La violence doit reprendre à Paris

Par lundi 15 avril 2019 Permalink 3

Dans le conflit opposant le peuple à ses dirigeants, la violence est inéluctable. L’offensive contre la population dure depuis des décennies avec le premier choc pétrolier qui a été le commencement de la course à la profitabilité des entreprises avec l’utilisation du chômage de masse servi par une outrancière immigration pour brider les aspirations à l’amélioration continue des conditions de vie. Les progressistes sont dorénavant ceux qui assument l’aménagement de la régression des classes populaires ou moyennes, la répression à leur encontre. La violence larvée des ploutocrates a depuis l’élection d’Emmanuel Macron été remplacée par des agressions frontales à l’égard des français. L’oligarchie n’avance plus masquée mais à découvert. Le peuple ne peut plus ne pas voir qu’il est la victime d’une minorité attachée à ses privilèges et prête à toutes les oppressions pour les sauvegarder. Depuis novembre, il répond à la violence matérielle et psychologique qu’il subit par la violence physique qui est la seule à sa disposition. La réussite des gilets jaunes est d’assumer la brutalité, d’assumer la volonté d’en découdre avec les symboles du pouvoir et de la richesse. La réussite des gilets jaunes est de ne pas sombrer dans un dialogue lénifiant qui a fait des représentants syndicaux et politiques rien d’autre que des complices du système. La réussite des gilets jaunes est de dire NON sans chercher à bâtir, ce n’est pas leur rôle, mais en poussant juste la France vers une autre voie. La multiplication des drapeaux bleu blanc rouge témoigne d’un nationalisme rebelle au néolibéralisme mondialisé.

Mais l’ennemi n’est pas un imbécile. Il a réussi depuis quelques semaines à contenir la violence dans Paris donc à contenir les revendications.

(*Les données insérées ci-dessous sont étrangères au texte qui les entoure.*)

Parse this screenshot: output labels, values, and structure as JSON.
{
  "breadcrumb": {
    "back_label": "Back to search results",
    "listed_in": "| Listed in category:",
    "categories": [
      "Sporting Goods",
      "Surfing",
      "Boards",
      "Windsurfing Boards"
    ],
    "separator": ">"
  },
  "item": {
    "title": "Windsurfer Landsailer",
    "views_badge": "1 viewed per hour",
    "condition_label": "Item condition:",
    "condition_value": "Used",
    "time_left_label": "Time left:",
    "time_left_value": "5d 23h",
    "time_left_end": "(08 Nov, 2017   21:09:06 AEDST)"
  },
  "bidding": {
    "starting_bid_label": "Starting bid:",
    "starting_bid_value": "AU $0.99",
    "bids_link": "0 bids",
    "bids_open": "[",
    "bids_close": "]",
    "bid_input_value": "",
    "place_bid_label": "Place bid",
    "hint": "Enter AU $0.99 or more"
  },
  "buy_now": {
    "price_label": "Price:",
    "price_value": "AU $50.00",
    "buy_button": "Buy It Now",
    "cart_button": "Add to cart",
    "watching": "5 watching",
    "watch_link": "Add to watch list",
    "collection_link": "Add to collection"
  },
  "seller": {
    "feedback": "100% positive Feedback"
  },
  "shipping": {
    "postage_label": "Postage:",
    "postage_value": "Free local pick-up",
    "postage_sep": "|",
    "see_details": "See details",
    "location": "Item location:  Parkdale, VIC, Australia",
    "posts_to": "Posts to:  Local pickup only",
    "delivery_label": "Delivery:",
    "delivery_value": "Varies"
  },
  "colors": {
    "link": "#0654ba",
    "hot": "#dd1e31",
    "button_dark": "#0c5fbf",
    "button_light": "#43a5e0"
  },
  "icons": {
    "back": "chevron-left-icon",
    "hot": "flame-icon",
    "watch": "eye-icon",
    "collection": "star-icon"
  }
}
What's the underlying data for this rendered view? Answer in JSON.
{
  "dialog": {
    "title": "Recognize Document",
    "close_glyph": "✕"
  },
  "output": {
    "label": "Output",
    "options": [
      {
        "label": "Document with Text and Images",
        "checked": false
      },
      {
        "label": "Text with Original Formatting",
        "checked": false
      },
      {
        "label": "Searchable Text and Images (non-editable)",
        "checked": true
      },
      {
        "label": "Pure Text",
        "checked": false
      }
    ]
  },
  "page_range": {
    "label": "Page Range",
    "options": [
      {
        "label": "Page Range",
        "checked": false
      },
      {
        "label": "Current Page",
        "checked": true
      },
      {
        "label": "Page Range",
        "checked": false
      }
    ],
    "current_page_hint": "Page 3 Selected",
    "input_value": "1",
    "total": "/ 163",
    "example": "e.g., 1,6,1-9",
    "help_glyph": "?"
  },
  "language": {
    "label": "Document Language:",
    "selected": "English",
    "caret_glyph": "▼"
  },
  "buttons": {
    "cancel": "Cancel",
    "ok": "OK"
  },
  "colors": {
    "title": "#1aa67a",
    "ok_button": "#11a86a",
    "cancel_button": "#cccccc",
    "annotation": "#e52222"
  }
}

Si certaines villes de province prennent le relais vaillamment, elle ne sont cependant pas la capitale. La symbolique s’affaiblit. Emmanuel Macron va en profiter pour annoncer quelques réformes qui ne seront qu’un cataplasme sur une jambe de bois. Il pousse ses pions en faisant croire qu’il a écouté. Mais il a compris comme De Gaulle avait, en son temps, compris les pieds noirs et va continuer à tout entreprendre pour faire rendre gorge aux français.

La fin de la période du grand débat doit insuffler une dimension nouvelle à la contestation, voir la violence reprendre et permettre à la police, au lieu de courir à la soupe comme elle le fait au prix de cas de conscience dont témoigne le nombre effrayant de suicides, de soutenir comme fait l’armée, au moins tacitement, les gilets jaunes dans les rues.